Strain specific FOLR2 expression analysis in wild-type mice and homozygous B-hCD3EDG/hFOLR1/hFOLR2 mice by flow cytometry. Bone marrow cells were collected from wild-type C57BL/6JNifdc (+/+) mice and homozygous B-hCD3EDG/hFOLR1/hFOLR2 mice (H/H), cultured in 6-well plates stimulated with M-CSF(20ng/mL) for 7 days, then treatment with mIL-4 (50ng/mL) and mIL-10 (75ng/mL) for 18 h to induce M2-like macrophages. Macrophages were subsequently collected and analyzed by flow cytometry with anti-human FOLR2 antibody(Biolegend,391705). Human FOLR2 was detectable only on M2-like macrophages derived from homozygous mice.

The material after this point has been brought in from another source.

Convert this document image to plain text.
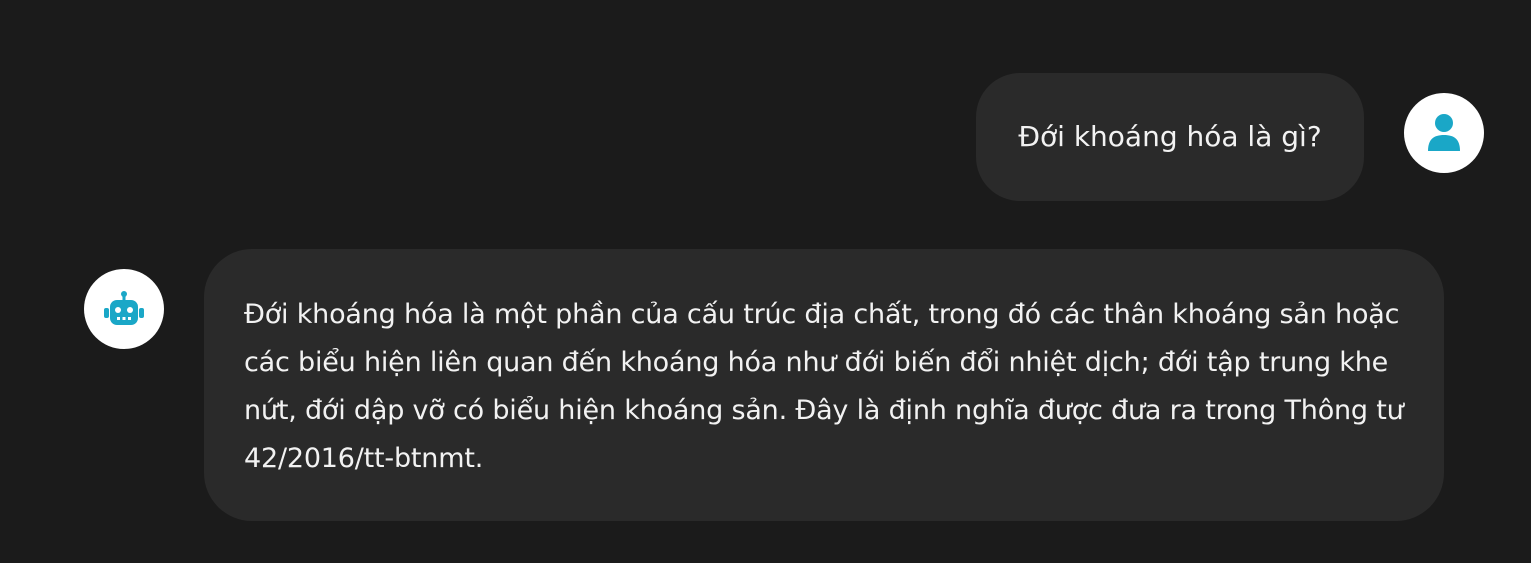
Đới khoáng hóa là gì?

Đới khoáng hóa là một phần của cấu trúc địa chất, trong đó các thân khoáng sản hoặc các biểu hiện liên quan đến khoáng hóa như đới biến đổi nhiệt dịch; đới tập trung khe nứt, đới dập vỡ có biểu hiện khoáng sản. Đây là định nghĩa được đưa ra trong Thông tư 42/2016/tt-btnmt.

Western blot analysis of FOLR1 protein expression in wild-type mice and homozygous B-hCD3EDG/hFOLR1/FOLR2 mice. Various tissue lysates were collected from wild-type C57BL/6JNifdc (+/+) mice and homozygous B-hCD3EDG/hFOLR1/FOLR2 mice (H/H), and then analyzed by western blot with anti-FOLR1 antibody(abcam, ab230469). 40 μg or 30 μg total proteins were loaded for western blotting analysis. FOLR1  was detectable in lung, kidney, brain, salivary gland, liver and choroid plexus of wild-type mice and homozygous B-hCD3EDG/hFOLR1/FOLR2 mice due to the cross-reactivity of antibodie.